Lent is not about the legality of strictly abiding by some goals that let's face it, some of us made the morning or afternoon of Ash Wednesday when we saw the ash smudge on someone's forehead and finally remembered it was Lent and yea, we should probably give up something, not because we're Catholic or have good reason or may not even understand the purpose, it's just what we do. Sorta like a New Year's resolution, but easier because it's only about 8 weeks instead of 52. Lent is about doing something to draw nearer to God. Lent is about loving and living more deeply in the Holy Spirit. Lent is about realizing what Christ lived and died for. Whom he lived and died for.

You. Me.

I'm guessing there are those who would disagree with the above decision and say that Lent is more important, Adrianna should not have gone out to eat and that I am justifying the decision that was made. I wondered that and I think that the reasons we first came up with were exactly that but God used those to draw us deeper into conversation and prayer and that's where we ended up. Well, almost.

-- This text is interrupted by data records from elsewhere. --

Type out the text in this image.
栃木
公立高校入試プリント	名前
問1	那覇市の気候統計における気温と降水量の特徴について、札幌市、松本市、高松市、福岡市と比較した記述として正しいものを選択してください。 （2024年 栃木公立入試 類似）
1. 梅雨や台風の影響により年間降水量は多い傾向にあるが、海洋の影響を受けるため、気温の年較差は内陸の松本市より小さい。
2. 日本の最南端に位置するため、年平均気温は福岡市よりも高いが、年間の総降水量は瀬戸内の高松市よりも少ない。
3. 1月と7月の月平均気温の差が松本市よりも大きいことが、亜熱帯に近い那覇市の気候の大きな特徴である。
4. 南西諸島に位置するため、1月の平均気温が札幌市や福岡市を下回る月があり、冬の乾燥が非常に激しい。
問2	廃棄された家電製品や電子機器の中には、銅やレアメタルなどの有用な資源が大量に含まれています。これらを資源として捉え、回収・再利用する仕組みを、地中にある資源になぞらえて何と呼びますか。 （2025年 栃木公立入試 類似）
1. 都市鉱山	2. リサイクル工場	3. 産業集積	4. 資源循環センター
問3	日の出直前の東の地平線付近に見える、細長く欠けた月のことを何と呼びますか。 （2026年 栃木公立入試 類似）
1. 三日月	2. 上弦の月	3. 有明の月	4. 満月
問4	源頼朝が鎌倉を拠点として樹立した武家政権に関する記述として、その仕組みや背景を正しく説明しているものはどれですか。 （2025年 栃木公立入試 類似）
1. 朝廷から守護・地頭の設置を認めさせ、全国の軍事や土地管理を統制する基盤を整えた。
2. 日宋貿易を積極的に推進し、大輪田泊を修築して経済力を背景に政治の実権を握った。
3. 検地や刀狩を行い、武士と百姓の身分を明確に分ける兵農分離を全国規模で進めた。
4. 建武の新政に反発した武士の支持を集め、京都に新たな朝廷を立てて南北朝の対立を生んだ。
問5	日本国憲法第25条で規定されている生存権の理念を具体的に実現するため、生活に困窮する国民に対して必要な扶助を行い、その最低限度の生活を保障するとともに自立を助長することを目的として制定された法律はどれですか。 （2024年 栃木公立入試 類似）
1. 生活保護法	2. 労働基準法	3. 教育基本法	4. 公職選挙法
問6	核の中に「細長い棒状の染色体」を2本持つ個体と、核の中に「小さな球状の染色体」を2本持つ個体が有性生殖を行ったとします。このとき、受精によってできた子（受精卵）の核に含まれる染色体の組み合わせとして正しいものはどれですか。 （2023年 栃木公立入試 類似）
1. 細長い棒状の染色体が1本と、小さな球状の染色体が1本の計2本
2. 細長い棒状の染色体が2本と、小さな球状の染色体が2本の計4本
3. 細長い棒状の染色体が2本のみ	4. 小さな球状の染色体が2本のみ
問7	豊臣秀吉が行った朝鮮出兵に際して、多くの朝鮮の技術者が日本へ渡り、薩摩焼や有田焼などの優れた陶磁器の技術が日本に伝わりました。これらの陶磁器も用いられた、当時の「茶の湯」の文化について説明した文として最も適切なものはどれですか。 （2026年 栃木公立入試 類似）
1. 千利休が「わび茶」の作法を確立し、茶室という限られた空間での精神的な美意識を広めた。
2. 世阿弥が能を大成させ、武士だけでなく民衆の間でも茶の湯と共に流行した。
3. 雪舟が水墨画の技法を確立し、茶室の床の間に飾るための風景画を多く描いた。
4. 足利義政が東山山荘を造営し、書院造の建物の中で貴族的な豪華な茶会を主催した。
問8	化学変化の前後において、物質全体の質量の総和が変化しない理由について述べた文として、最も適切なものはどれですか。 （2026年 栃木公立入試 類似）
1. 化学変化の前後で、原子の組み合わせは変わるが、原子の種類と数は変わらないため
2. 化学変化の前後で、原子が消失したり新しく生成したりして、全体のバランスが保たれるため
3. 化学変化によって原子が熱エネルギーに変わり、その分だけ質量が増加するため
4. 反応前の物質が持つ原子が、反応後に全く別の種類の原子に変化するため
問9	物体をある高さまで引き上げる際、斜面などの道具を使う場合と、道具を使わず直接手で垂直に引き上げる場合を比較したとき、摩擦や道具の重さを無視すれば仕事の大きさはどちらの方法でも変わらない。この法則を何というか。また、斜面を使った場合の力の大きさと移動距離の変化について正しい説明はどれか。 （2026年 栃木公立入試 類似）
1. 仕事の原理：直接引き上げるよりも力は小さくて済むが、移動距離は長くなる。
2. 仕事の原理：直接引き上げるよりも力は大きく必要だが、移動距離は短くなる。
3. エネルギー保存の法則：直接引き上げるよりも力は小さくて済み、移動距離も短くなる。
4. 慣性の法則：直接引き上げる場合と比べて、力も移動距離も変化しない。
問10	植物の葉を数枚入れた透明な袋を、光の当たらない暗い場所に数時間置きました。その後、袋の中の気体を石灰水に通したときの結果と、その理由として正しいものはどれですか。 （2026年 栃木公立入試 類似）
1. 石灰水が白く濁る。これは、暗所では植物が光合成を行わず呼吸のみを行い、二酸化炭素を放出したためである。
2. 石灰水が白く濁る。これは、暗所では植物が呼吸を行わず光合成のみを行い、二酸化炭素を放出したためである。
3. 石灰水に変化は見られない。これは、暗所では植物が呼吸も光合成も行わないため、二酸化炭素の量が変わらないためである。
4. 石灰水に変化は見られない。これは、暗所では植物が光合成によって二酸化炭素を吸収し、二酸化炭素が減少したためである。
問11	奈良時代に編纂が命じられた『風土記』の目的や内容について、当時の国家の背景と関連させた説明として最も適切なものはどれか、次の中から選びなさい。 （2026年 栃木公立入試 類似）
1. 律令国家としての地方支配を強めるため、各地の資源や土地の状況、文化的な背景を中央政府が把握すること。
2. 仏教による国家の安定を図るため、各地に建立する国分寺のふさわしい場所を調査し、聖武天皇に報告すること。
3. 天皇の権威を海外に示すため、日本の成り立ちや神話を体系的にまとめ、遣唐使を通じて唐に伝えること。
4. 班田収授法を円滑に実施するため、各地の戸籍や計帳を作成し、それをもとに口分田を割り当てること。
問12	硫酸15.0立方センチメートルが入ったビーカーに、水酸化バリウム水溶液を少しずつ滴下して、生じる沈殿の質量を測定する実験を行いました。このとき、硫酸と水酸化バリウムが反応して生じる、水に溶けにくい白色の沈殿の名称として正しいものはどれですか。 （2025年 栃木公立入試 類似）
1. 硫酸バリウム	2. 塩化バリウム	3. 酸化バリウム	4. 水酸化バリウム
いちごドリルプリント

Adrianna actually got the flu and stayed home to keep from spreading it around. But if she hadn't been sick, we would've enjoyed her company greatly at lunch on Tuesday.

Monday, March 1, 2010


I set goals for Lent. They were good goals. They were goals that had the possibility of changing lots of things for me. However, I am now thinking that 20 Lenten commitments may have been a little over the top.

I am able to do fine with them if I have hardly any responsibilities. But, if anything comes up that takes up my time, there are a lot of goals that go by the wayside. I feel like a Lenten failure.

This is a good thing to notice because I tend to overcommit and try to do too much in about every area of my life. I see a lot of things that I want to do, and I try and do all of them at once. Then, when I can't handle all that I try and do, I get angry and resentful. And then I feel like quitting.

What I need to do with these goals is continue the habits I have already formed, and then attempt to grow into the rest as I slowly transition toward my goals. Maybe by the end of Lent I will have a perfect week in regard to my goals.

I am not going to get these goals completely fulfilled. Nor am I going to quit because I didn't do everything right. I will keep on trying to meet my Lenten goals, and work many of them into my life after Easter.